Practical

Tuesday, 21 October, 2025 - 19:00 until 21:30
Cinema RITCS
Antoine Dansaertstraat 70
1000 Brussels
Soon more info

Up on the Mountain takes you deep into the forests of the American West, where Southeast Asian refugees, Latino immigrants and rural Americans follow the seasonal rhythms of wild mushroom harvesting. On foot and working in public lands, these foragers carve out a form of self-employment rooted in knowledge of nature and mutual support. For many, mushroom picking offers one of the few accessible alternatives to mainstream wage labor.

And yet, despite clear evidence of the harvest’s sustainability, the workers who supply delicacies to restaurants across Europe, Japan and North America are repeatedly denied access to public lands.
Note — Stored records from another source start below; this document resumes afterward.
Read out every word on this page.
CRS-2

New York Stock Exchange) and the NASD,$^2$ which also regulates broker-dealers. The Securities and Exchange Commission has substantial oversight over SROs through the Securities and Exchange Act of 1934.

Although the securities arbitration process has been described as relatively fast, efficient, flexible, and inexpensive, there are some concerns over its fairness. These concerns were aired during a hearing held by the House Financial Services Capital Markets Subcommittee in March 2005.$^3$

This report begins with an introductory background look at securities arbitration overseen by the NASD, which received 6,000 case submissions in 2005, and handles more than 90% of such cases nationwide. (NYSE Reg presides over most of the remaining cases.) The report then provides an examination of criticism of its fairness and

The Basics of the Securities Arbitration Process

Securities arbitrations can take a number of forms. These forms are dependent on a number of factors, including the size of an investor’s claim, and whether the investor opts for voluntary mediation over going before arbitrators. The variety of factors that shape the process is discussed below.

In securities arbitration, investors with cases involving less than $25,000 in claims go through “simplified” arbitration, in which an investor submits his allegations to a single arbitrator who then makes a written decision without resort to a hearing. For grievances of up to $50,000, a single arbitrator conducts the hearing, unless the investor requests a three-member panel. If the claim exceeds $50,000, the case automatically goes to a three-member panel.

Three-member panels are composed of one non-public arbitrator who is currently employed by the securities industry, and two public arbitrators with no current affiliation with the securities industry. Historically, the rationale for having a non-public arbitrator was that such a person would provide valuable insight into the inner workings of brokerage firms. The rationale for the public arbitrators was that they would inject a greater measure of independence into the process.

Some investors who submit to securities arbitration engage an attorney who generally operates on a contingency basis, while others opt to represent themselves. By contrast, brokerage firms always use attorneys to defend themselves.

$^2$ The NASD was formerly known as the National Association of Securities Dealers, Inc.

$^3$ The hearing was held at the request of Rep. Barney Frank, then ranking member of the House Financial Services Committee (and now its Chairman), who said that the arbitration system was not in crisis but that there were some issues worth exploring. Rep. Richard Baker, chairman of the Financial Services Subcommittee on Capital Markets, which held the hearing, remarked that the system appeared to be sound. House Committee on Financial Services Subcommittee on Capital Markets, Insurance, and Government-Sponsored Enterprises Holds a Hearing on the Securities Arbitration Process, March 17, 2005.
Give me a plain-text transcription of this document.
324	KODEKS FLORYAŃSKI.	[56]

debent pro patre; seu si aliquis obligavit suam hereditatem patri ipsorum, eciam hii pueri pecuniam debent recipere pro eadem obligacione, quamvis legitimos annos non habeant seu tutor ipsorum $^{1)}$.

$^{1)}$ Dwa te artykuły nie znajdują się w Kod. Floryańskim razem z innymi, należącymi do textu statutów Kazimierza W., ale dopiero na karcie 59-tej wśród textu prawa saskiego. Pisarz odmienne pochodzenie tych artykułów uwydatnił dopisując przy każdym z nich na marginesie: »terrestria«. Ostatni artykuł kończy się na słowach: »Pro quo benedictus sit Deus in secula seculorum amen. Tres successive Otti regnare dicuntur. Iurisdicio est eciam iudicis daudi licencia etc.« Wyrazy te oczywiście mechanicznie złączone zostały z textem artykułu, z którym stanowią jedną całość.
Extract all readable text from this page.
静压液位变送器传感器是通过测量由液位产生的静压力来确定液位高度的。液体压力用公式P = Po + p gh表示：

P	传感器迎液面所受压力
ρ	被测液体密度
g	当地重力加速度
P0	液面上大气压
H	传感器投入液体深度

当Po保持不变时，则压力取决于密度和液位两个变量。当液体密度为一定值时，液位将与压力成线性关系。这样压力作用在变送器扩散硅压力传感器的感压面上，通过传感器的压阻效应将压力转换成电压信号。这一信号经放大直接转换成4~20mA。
In the tradition of observational documentary, director Olivier Matthon exposes the racial and class inequalities embedded in natural resource policies—while highlighting the resilience, autonomy, and ingenuity of these often invisible communities.

After the screening, join us for a conversation exploring the film’s central themes: informal economies, survival at the edges of capitalism, and the politics of access to nature. Director Olivier Matthon will share personal insights from his own life as a mushroom picker and the making of the film, while historian Benoît Henriet (VUB) reflects on foraging at the edge of capitalism.

Program

19:00 - Introduction
19:15 - Film screening
20:45 - Discussion with Olivier Matthon andBenoît Henriet, moderated by TBC
21:45 - End 

Tickets

Soon more info.

Bios

Olivier Matthon is a commercial mushroom picker and documentary filmmaker who graduated with a B.A. in Ethnography, Political Ecology, and Nonfiction Writing from the Evergreen State College. His work has been published by Pioneers Press, the UTNE Reader, and High Country News Magazine. His photos of mushroom pickers were part of the 2022 exhibition “Impossible Sauvage” at the Museum of Ethnography of Neuchâtel, Switzerland. Originally from Québec, he now lives in the Pacific Northwest.

Benoît Henriet is Associate Professor of History at VUB and Principal Investigator of the ERC project FORAGENCY: Foraging, Colonialism and More-than-Human Agency in Central Africa. His research focuses on the (post)colonial history of Central Africa from a bottom-up perspective, with a growing emphasis on human–environment entanglements. From 2025 to 2027, he holds the Casterman-Hamers Chair in the History and Philosophy of Sciences at VUB, through which he co-curates the interdisciplinary series The Foragers, in collaboration with VUB Crosstalks and artistic researcher Gosie Vervloessem.

Part of The Foragers

In an age of urban pressure and digital acceleration, The Foragers: Engagements Beyond the Human invites us to rediscover our relationship with nature — not only in remote wilderness, but especially within the urban fabric of contemporary life. This interdisciplinary art-science project brings together artists, researchers and enthusiasts who reimagine the ancient practice of foraging as a bold, imaginative and future-facing method.